In conclusione, un conto è l’invalidità (insanabile nel corso del giudizio) di un provvedimento del tutto immotivato, un altro è l’insufficienza (o carenza) della motivazione dell’atto – che, pur omettendo di esplicitare tutti i suoi presupposti, contenga sufficienti elementi per rendere edotto il destinatario della sua ragione ultima e assicurargli il diritto di difesa (soprattutto quando le ragioni sottese all’emissione dell’atto gravato siano desumibili dagli atti inerenti la fase infraprocedimentale nei cui confronti, quindi, la motivazione postuma si atteggia a semplice specificazione o chiarimento) – alla quale può porsi rimedio nel contraddittorio processuale.
Applicando alla fattispecie in esame il seguente principio di diritto «In tema di obbligo di motivazione degli atti dell’amministrazione finanziaria ai sensi dell’art. 7, comma 1, primo periodo, della Legge n. 212 del 2000, è ammessa nel corso del giudizio tributario l’integrazione dei presupposti di fatto e delle ragioni giuridiche che hanno determinato una decisione dell’amministrazione succintamente motivata, qualora la successiva esternazione di una compiuta motivazione non abbia leso il diritto di difesa dell’interessato o quando i fondamenti del provvedimento poi impugnato fossero già percepibili, in base al principio di leale collaborazione tra privato e p.a., nella fase endoprocedimentale»,
deve reputarsi erronea la motivazione della sentenza della C.T.R., la quale ha ritenuto sempre inammissibile l’integrazione della motivazione riportata nel provvedimento, senza interrogarsi sulla sufficienza delle originarie indicazioni in esso contenute («presenza di elementi di rischio relativi all’attività esercitata») a garantire il diritto di difesa del contribuente, sulla percepibilità delle ragioni dell’atto in base alla documentazione acquisita e resa disponibile alla C.M.S.T. e sulla possibilità di specificare e chiarire i presupposti del provvedimento innanzi al giudice del merito del rapporto tributario.

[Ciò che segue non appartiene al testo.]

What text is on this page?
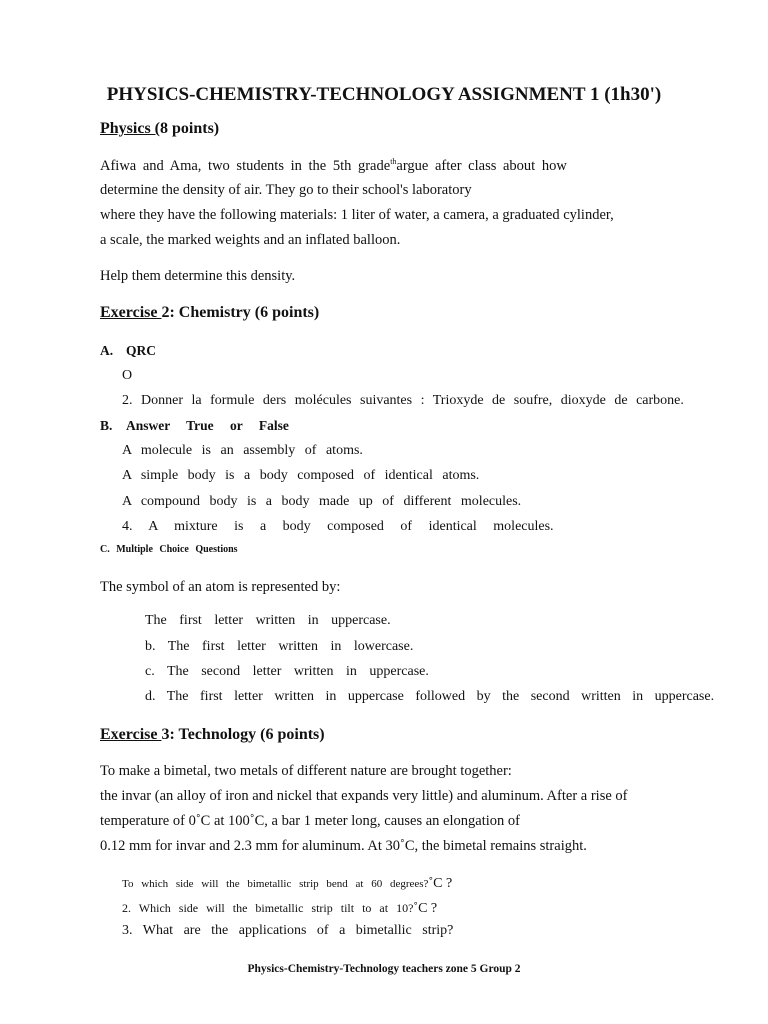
PHYSICS-CHEMISTRY-TECHNOLOGY ASSIGNMENT 1 (1h30')
Physics (8 points)
Afiwa and Ama, two students in the 5th grade$^{th}$argue after class about how
determine the density of air. They go to their school's laboratory
where they have the following materials: 1 liter of water, a camera, a graduated cylinder,
a scale, the marked weights and an inflated balloon.
Help them determine this density.
Exercise 2: Chemistry (6 points)
A. QRC
O
2. Donner la formule ders molécules suivantes : Trioxyde de soufre, dioxyde de carbone.
B. Answer True or False
A molecule is an assembly of atoms.
A simple body is a body composed of identical atoms.
A compound body is a body made up of different molecules.
4. A mixture is a body composed of identical molecules.
C. Multiple Choice Questions
The symbol of an atom is represented by:
The first letter written in uppercase.
b. The first letter written in lowercase.
c. The second letter written in uppercase.
d. The first letter written in uppercase followed by the second written in uppercase.
Exercise 3: Technology (6 points)
To make a bimetal, two metals of different nature are brought together:
the invar (an alloy of iron and nickel that expands very little) and aluminum. After a rise of
temperature of 0˚C at 100˚C, a bar 1 meter long, causes an elongation of
0.12 mm for invar and 2.3 mm for aluminum. At 30˚C, the bimetal remains straight.
To which side will the bimetallic strip bend at 60 degrees?˚C ?
2. Which side will the bimetallic strip tilt to at 10?˚C ?
3. What are the applications of a bimetallic strip?
Physics-Chemistry-Technology teachers zone 5 Group 2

A ciò si aggiunge (con specifico riferimento al primo motivo) che la disciplina della revoca dell’autorizzazione ad effettuare operazioni intracomunitarie (il già citato punto 2.2. del Provvedimento prot. n. 2010/188376 del 29/12/2010) non richiede che agli «altri elementi a disposizione dell’Amministrazione finanziaria rappresentativi di criticità e di rischio» si accompagni necessariamente un insoluto tributario, come invece afferma la C.T.R. sostenendo che «l’Erario non ha dimostrato di essere titolare di un diritto di credito tributario certo e definito relativo a tali condotte» in riferimento alle operazioni con le società polacche non iscritte al VIES.
Infatti, il tenore letterale del Provvedimento riguarda «altri elementi a disposizione dell’Amministrazione finanziaria rappresentativi di criticità e di rischio», da un lato evidenziando (con le parole «criticità» e «rischio») un pregiudizio anche soltanto potenziale e non già concretizzatosi nella sottrazione all’imposizione IVA, dall’altro ponendo detti elementi in alternativa (come si evince dal termine «altri») al già avvenuto «riscontro di gravi inadempimenti relativi agli obblighi dichiarativi IVA nei cinque periodi d’imposta precedenti a quello in corso».
2. Col terzo motivo, la ricorrente denuncia la nullità della sentenza (ex art. 360, comma 1, n. 4, cod. proc. civ.) per violazione degli artt. 49 e 50 D.Lgs. n. 546 del 1992 in combinato disposto con gli artt. 323 cod. proc. civ., per avere la C.T.R. ravvisato il passaggio in giudicato della sentenza della C.T.P. perché non impugnata dall’Agenzia (nella parte relativa all’inesistenza di debiti tributari insoluti), pur essendo la decisione a questa totalmente favorevole.
Anche questa censura è fondata.
La C.T.R. ha statuito che l’esistenza di un debito tributario per ruoli non pagati (e, cioè, l’altra ragione sulla quale si basa il provvedimento di revoca: «presenza di ruoli non pagati negli ultimi cinque anni per importi rilevanti») non è stata ritenuta «pregevole di valutazione dalla commissione di primo grado … e su tale fatto l’Agenzia non ha proposto appello, quindi tale fatto è coperto dal giudicato».
Il giudice d’appello fonda, dunque, un giudicato interno sul fatto che la C.T.P. ha respinto l’impugnazione della C.M.S.T. facendo riferimento esclusivamente alla «presenza di elementi di rischio relativi all’attività esercitata» e alle operazioni con le società polacche, senza menzionare l’altra ragione della revoca dell’iscrizione al VIES.
Anche tale parte della motivazione è errata, posto che il giudicato può riguardare le domande avanzate e le eccezioni rimaste assorbite e non riproposte in grado di appello, ma non le ulteriori motivazioni a supporto del provvedimento dell’Agenzia delle Entrate che è stato oggetto di impugnazione da parte del contribuente.
In altre parole, l’Amministrazione è risultata totalmente vittoriosa in primo grado, in quanto la C.T.P. ha ritenuto sufficiente ad escludere la denunciata illegittimità del provvedimento gli «altri elementi a disposizione dell’Amministrazione finanziaria rappresentativi di criticità e di rischio» e non ha nemmeno preso in esame la dedotta «presenza di ruoli non pagati negli ultimi cinque anni per importi rilevanti», la quale non era oggetto di domande o eccezioni della parte.
L’Agenzia, dunque, non aveva alcun onere di impugnazione della decisione di prime cure o di riproposizione delle ragioni fondanti il provvedimento impugnato dalla C.M.S.T., spettando casomai a quest’ultima reiterare in appello la contestazione inizialmente svolta anche sotto questo profilo.
3. In conseguenza di quanto esposto, dunque, la sentenza deve essere cassata con rinvio alla C.T.R. della Lombardia, in diversa composizione, anche per la liquidazione delle spese di questo giudizio di legittimità.
P.Q.M.
Accoglie il ricorso;
cassa la decisione impugnata con rinvio alla C.T.R. della Lombardia, in diversa composizione, anche per la statuizione sulle spese del giudizio di legittimità.